Не подумайте, что биоэнергетика богаче проходимцами, чем любая другая наука. Чтобы убедиться в этом, достаточно прочесть, например, статью А. Лука «Плутовство в науке и облик ученого» в Вестнике АН СССР за 1980 год (№ 1). Приведу только один случай, описанный автором.
«В непрекращающемся жарком споре о том, наследуется ли талант, сторонники гипотезы наследственной одаренности обильно ссылались на работу по этим проблемам английского психолога С. Барта. Противник этой гипотезы американец Л. Камин, усомнившись в некоторых данных Барта, отправился за океан для изучения протоколов и архивных материалов. Однако никаких материалов он не обнаружил. Более того, оказалось, что Барт сфабриковал свои данные и подтасовал цифры, которые впоследствии перекочевывали из одной статьи в другую. Несколько позже обнаружилось, что два автора, которые одобрительно цитировали работу Барта в своих статьях на страницах редактируемого Бартом журнала и которых он, в свою очередь, цитировал в подтверждение собственных взглядов, на самом деле были плодом его воображения».
Выдумать не только факты, но еще и коллег, подтвердивших несуществующие наблюдения! Да, это, по-видимому, вершина научного плутовства!
Что же касается Грина, то он, быть может, дал жертвой «закона Паркинсона», который гласит: «Успех в научной работе порождает такое увеличение ее финансирования, что дальнейшее продолжение работы становится невозможным». Честь выступать с пленарным докладом на всемирном биохимическом конгрессе Грин заслужил работами, выполненными им самим и небольшой группой тщательно отобранных молодых сотрудников-энтузиастов. Шеренги ультрацентрифуг, самолет для бычьих сердец, армия случайных людей, чтобы; обслуживать громоздкую технику, — все это пришло позже как следствие уже достигнутых, успехов. Видимо, в какой-то момент Грин не совладал со свалившимся на него богатством,
Однако вряд ли его трагедию можно объяснить одним только «законом Паркинсона». Ведь в 1965 году, когда произошли описанные здесь события, Грин был уже давно сложившимся ученым с большим опытом руководства научным коллективом. И тем не менее он попался на удочку проходимца, которому, кстати говоря, выплачивали огромную зарплату, одну из самых высоких в институте.
Причину случившегося нам нужно искать в той ситуации, которая сложилась к этому времени в биоэнергетике.
В развитии каждой науки когда-то наступает звездный час, приближение которого лихорадит даже самые холодные и расчетливые умы.
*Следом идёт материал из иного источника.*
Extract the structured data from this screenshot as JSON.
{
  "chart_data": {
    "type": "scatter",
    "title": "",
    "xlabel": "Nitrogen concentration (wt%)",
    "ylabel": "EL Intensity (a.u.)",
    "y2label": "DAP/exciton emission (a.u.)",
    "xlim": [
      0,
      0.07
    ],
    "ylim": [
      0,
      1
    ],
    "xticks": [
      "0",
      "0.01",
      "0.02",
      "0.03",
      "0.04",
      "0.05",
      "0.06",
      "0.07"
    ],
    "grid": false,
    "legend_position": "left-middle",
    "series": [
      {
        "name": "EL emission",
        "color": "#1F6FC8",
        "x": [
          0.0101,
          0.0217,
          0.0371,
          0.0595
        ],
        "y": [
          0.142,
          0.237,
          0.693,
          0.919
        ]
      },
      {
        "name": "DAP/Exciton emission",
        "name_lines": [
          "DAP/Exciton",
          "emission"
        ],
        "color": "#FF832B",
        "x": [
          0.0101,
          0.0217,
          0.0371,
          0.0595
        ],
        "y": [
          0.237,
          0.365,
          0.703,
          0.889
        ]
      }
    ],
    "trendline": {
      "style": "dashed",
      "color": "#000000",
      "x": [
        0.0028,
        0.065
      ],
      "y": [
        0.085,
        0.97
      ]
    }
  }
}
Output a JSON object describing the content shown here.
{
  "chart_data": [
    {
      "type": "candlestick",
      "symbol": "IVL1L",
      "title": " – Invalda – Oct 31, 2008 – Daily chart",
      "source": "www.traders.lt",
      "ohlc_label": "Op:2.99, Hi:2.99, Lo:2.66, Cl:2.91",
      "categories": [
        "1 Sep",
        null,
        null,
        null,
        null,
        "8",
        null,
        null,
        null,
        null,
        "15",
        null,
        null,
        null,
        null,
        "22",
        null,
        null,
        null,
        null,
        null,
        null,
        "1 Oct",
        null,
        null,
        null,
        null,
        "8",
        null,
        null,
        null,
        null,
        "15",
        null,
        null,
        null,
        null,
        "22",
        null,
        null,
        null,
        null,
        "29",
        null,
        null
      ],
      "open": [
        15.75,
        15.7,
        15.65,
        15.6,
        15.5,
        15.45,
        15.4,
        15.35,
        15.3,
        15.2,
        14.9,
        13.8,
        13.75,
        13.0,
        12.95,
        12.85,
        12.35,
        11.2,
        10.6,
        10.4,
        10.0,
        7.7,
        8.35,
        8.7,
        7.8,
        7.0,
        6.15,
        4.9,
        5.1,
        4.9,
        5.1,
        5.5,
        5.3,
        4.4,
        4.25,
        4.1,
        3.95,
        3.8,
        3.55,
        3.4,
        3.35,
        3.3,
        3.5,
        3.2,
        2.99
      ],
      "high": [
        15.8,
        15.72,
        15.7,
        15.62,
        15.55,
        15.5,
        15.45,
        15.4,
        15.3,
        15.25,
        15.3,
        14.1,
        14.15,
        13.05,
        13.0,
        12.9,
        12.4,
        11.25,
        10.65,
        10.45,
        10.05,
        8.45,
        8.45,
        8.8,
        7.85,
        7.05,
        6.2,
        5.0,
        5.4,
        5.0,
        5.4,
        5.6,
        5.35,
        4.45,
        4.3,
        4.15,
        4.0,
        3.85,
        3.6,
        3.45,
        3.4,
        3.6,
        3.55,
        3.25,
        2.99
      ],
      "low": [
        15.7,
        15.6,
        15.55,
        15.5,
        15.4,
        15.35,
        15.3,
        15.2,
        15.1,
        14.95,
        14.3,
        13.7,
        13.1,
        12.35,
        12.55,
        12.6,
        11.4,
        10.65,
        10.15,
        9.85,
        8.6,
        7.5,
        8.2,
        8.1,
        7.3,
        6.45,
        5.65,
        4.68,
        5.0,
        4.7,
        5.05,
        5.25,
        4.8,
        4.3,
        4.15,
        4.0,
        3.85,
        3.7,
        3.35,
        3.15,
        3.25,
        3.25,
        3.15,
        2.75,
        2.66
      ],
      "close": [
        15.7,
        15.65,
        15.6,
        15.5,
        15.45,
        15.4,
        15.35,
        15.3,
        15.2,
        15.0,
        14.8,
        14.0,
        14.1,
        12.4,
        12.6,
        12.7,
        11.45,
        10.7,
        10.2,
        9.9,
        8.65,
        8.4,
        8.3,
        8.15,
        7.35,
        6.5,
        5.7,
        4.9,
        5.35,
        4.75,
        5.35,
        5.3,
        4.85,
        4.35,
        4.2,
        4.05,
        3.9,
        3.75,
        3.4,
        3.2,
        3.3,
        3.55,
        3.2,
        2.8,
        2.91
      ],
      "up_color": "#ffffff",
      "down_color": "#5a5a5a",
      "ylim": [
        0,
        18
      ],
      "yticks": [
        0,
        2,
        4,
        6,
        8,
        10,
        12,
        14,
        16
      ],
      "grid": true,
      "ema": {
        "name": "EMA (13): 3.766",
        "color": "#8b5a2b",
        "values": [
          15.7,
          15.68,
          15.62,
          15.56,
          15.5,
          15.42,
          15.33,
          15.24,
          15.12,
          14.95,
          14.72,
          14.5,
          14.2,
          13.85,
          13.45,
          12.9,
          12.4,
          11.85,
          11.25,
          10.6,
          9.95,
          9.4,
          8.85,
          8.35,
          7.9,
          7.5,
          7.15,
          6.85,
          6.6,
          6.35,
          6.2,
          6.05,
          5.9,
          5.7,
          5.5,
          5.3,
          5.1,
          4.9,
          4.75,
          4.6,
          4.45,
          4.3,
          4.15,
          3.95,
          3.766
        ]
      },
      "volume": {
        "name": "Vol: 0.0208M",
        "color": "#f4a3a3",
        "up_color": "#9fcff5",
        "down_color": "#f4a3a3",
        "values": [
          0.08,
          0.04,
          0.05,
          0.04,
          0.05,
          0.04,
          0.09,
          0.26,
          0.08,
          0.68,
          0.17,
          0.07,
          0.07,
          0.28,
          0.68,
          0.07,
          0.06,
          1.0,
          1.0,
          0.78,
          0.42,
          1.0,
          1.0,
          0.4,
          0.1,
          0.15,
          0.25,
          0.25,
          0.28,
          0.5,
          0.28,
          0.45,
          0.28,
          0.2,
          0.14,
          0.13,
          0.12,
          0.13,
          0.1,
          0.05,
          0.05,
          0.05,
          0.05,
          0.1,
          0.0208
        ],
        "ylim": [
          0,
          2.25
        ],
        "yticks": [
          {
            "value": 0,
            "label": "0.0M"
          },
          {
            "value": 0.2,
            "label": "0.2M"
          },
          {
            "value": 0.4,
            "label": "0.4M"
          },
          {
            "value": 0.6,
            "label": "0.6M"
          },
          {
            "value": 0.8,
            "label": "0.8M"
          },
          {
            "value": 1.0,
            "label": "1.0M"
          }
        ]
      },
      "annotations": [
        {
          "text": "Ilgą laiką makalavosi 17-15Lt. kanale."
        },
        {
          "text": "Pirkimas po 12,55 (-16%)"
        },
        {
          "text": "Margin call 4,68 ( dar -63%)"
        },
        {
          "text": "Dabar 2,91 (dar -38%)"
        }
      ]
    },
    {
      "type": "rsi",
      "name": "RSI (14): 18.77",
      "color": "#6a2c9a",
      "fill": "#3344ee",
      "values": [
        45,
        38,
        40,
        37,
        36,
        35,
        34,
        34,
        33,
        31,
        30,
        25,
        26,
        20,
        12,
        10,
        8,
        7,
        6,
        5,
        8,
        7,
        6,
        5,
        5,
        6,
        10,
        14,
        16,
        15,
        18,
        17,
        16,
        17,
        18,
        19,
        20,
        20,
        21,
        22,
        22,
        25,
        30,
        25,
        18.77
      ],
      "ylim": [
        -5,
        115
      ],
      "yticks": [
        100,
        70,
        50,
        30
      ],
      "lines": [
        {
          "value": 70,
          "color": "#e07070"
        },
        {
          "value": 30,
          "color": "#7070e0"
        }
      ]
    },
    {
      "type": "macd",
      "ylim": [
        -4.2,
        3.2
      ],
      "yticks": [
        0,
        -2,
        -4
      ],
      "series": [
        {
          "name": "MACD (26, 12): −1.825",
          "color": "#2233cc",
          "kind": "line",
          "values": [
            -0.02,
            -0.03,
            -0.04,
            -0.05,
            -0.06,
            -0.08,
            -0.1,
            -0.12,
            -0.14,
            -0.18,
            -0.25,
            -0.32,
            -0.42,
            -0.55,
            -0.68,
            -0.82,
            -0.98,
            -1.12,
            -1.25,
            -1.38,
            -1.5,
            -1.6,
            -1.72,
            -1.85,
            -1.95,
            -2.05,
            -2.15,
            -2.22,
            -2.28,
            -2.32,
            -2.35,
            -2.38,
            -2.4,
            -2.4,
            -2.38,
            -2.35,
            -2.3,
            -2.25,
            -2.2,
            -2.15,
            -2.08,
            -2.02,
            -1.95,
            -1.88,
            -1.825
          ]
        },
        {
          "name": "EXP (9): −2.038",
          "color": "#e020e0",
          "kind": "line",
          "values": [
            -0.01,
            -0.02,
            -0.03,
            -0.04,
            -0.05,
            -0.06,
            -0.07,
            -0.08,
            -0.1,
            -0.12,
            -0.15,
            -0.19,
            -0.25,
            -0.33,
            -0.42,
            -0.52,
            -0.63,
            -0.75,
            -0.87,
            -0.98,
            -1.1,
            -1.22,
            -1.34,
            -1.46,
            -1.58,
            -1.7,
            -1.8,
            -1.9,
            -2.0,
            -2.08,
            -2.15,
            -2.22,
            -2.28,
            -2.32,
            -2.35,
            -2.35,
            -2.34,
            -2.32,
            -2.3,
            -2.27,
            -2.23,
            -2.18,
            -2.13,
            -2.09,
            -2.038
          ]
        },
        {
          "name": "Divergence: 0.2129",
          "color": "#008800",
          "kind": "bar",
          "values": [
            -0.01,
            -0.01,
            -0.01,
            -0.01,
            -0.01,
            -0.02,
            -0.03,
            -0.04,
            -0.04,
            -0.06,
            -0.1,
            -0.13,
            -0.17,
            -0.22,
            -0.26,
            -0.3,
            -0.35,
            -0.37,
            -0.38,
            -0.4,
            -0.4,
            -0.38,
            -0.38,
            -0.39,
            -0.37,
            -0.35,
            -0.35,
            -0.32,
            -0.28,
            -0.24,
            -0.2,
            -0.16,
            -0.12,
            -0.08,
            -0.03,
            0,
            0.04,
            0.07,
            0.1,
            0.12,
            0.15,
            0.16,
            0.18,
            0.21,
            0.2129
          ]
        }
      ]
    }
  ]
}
Так произошло с биоэнергетикой в 60-е годы.
В те времена звездный час переживали молекулярные биологи. Уже открыли двойную спираль ДНК. Шумно отпраздновали победу над тайной генетического кода. Расшифровали пространственную структуру первых ферментов. А вот биоэнергетики, не уступавшие «нуклеинщикам» и энзимологам в своих честолюбивых мечтах, все еще не могли ответить на вопрос, каким таким образом живая клетка обеспечивает себя необходимой энергией.
Такая ситуация казалась тем более странной, что давно уже были налицо все предпосылки решения этой проблемы. Стало ясно, какими энергетическими ресурсами пользуются те или иные живые существа. Были найдены и получены в чистом виде ферменты, усваивающие эти ресурсы. Не составило большого труда определить, в каких частях клетки происходят энергетические превращения. Однако сам принцип, на котором базируется действие основных биологических преобразователей энергии, остался неясным, как и прежде.